Tief unten: ein hohes Gewölbe. Ein Ort, an dem Kostbares reifen kann. Zeit hat eine andere Dimension, denn die Welt draußen ist plötzlich fern. Hier können sich Dinge entfalten. Beim Mozartfest Würzburg wurde der Weinkeller der Residenz zu einer faszinierenden Location für ein inspirierendes Projekt. Die Reihe Freispiel, 2022 begonnen, fragt bewusst nach anderen Formen des Konzertierens. Das „speculire – studiere – überlege“, das dieses Mal die „Faszination Mozart“ umkreist, brachte die Stipendiatinnen und Stipendiaten des MozartLabors im vorigen Jahr auf die Idee, den Residenz-Weinkeller mit Musik zu füllen. Das Wandelkonzert „Lockungen“ war experimentell und interaktiv, sowohl was die Klänge als auch das Zusammenspiel mit dem Publikum anging. Und so hieß es an den beiden Konzertabenden am 7. und 8. Juni 2023 immer wieder „Komm!“ und „Schau!“ und „Höre!“. Die Musik verhieß Entdeckungen. Und anders als manch andere verführerischen Einladungen löste sie ihr Versprechen ein – im Nachhall und im Widerhall.
Das Konzept der Studierenden rund um den Konzertdesigner Thomas Posth (u.a. Orchester im Treppenhaus) hat getragen.

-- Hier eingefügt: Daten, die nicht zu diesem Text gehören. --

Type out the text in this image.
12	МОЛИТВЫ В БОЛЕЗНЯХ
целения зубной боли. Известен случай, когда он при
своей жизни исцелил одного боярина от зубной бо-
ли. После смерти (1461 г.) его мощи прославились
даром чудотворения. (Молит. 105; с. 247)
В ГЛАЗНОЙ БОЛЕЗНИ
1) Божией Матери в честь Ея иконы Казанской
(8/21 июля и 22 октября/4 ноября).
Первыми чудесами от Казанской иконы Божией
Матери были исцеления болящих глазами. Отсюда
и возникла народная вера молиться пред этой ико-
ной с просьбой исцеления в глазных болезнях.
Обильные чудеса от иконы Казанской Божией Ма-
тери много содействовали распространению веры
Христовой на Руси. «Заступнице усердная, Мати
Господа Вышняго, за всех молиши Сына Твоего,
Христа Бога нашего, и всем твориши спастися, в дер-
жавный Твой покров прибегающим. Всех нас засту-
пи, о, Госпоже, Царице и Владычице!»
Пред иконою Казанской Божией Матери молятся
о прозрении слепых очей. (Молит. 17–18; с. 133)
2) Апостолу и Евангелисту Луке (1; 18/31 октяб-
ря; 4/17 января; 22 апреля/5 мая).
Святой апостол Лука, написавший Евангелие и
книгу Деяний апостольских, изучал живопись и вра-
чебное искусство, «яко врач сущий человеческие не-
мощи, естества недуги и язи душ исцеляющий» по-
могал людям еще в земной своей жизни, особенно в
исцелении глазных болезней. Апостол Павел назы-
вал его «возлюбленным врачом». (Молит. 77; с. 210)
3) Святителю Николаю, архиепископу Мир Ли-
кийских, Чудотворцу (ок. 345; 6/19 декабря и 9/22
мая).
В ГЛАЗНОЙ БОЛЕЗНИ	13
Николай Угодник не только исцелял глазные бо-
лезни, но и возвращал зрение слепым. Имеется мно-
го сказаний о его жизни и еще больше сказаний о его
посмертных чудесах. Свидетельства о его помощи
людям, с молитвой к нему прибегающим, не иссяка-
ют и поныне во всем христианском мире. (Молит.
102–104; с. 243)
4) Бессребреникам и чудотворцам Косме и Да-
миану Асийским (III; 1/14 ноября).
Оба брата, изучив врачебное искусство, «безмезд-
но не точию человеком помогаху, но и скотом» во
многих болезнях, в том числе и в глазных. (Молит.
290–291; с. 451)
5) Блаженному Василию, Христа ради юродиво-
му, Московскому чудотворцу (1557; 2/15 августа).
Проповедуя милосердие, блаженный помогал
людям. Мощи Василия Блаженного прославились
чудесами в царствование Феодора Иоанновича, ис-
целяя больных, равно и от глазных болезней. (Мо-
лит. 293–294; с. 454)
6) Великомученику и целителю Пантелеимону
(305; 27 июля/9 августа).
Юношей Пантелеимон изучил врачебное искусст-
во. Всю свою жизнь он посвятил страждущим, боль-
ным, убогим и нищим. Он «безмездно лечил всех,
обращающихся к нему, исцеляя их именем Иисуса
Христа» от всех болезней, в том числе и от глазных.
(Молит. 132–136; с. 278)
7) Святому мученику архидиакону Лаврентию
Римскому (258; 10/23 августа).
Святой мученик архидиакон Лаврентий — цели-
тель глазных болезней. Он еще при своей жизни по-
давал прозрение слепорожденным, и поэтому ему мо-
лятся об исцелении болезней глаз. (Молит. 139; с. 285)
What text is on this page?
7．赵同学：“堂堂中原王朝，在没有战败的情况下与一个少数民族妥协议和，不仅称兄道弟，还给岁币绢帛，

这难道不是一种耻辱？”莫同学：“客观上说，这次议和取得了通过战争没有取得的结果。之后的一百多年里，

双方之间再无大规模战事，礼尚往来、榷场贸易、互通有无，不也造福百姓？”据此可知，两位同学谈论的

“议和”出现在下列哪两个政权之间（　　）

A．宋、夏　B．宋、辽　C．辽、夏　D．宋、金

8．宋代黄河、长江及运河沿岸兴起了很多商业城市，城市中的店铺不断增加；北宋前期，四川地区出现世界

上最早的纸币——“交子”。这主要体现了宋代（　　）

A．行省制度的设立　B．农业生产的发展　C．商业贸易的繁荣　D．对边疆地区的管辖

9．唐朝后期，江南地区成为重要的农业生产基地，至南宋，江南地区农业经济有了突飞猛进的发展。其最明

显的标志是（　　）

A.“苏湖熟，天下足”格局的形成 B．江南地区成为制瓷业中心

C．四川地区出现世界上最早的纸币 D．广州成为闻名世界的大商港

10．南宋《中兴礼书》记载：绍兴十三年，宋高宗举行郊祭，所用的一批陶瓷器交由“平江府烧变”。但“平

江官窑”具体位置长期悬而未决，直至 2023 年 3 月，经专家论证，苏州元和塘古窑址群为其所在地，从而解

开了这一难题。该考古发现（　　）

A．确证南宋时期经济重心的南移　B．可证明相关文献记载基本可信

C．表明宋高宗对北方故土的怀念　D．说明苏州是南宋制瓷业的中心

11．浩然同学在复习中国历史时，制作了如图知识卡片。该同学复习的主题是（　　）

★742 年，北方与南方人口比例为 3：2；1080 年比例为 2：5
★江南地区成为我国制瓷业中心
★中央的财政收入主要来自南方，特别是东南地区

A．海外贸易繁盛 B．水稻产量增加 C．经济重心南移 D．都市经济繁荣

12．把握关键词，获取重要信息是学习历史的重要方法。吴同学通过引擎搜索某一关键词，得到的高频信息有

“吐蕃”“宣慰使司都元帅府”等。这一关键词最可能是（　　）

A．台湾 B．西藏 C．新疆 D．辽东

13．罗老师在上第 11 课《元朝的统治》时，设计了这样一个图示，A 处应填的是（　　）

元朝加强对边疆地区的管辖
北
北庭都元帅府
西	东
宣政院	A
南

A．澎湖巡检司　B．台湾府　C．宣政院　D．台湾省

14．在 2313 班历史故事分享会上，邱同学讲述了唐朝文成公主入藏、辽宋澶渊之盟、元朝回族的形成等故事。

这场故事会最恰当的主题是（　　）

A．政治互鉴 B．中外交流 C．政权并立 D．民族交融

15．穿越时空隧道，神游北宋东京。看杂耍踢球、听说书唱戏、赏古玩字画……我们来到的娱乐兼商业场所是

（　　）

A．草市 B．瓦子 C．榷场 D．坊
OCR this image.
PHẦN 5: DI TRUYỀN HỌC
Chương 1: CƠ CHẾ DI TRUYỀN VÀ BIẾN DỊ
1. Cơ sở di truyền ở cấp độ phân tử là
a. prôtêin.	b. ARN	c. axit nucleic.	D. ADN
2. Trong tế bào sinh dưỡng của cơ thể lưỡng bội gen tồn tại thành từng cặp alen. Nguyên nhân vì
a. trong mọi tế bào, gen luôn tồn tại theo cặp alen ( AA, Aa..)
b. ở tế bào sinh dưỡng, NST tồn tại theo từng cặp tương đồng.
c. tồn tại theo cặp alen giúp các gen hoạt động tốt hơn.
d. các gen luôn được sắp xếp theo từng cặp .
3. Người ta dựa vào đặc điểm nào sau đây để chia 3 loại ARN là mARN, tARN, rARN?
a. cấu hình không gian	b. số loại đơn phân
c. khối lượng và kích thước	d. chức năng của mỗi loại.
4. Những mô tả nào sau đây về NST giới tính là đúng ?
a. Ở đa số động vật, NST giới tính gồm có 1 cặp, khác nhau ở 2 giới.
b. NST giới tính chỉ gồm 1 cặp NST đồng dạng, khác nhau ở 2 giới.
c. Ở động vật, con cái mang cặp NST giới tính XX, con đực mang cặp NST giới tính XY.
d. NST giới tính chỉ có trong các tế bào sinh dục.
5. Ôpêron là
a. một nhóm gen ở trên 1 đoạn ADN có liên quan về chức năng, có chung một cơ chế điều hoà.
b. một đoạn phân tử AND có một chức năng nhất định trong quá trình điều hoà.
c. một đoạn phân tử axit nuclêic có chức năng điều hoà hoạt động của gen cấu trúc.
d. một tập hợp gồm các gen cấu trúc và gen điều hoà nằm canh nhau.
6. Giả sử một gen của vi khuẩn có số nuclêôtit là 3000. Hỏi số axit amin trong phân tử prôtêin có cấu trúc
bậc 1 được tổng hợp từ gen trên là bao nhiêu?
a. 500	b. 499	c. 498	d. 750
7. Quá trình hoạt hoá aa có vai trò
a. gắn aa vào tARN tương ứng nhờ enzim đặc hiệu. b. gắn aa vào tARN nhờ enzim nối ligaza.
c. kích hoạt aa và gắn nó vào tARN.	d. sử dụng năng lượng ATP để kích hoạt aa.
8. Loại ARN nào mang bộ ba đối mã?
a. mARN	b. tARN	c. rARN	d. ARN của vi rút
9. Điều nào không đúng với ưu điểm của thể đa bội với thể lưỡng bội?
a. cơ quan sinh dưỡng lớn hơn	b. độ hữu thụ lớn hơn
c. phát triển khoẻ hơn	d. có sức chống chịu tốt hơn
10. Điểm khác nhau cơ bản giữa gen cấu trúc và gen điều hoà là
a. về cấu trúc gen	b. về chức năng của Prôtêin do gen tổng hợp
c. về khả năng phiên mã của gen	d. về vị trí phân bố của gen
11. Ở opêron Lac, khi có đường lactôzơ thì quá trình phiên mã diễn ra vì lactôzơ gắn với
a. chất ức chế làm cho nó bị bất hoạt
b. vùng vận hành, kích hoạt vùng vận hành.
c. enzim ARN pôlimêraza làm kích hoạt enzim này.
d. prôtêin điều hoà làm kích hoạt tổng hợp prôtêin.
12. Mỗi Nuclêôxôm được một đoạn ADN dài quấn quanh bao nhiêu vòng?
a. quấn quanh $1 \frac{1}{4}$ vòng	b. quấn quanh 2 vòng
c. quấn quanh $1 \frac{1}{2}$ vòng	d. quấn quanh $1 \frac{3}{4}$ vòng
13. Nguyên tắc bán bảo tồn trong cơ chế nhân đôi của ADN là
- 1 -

Auch und vor allem, weil die künstlerisch Ausführenden den „Freispiel“-Ball so engagiert und souverän aufnahmen. Das Würzburger Vokalensemble Le chant trouvé, spezialisiert auf mehrstimmige Improvisation über musikalische Vorlagen vor allem der Renaissance, ließ sich ein auf das Projekt. Gern folgte das Publikum dieser kompetenten Führung durch das labyrinthisch anmutende und stimmungsvoll illuminierte Kellergewölbe der Residenz. Aber Vorsicht: Nicht alles war, wie es schien, denn auch die Irritation gehörte zum Konzept.
Nicht trinken nämlich sollte der Gast den im Glas gereichten Wein, sondern mit dem Kelch in der Hand den Keller durchwandern, dem schimmernden Rotling widerstehen, ungeachtet selbst der gesungenen Aufforderung „buvons mes amis“, des „Lasst uns trinken, Freunde“ im Tourdion von Pierre Attaingnant. Das „Vignon, vignon, vignette“ von dessen Zeitgenossen Claudin de Sermisy hatte den Abend eröffnet. Fast aus dem Nichts formte sich der Gesang, formierte sich der Chor in immer wieder veränderter Aufstellung, mal Rücken an Rücken, mal über größere Distanz, gemeinsam und in kleinen Gruppierungen. Erst am Ende des rund einstündigen Programms war er ganz klassisch und frontal zu erleben.
Die Sängerinnen und Sänger loteten die Weinkellerwinkel mit ihren Stimmen auf unterschiedliche Weise aus. Durchaus mit Sinn für Humor (zum Beispiel mit dem Fragen und Antworten des „O la, o che bon eccho“ von Orlando di Lasso) und mit dem Mut, den baulichen Gegebenheiten der massiv angelegten Lagerstätte so ganz und gar nachzuspüren: mit Händen und Füßen, einem fast ekstatischen Tanz, mit beschwörendem Wispern und einem gespenstischen Flüstern, das auch der Stille Raum lässt.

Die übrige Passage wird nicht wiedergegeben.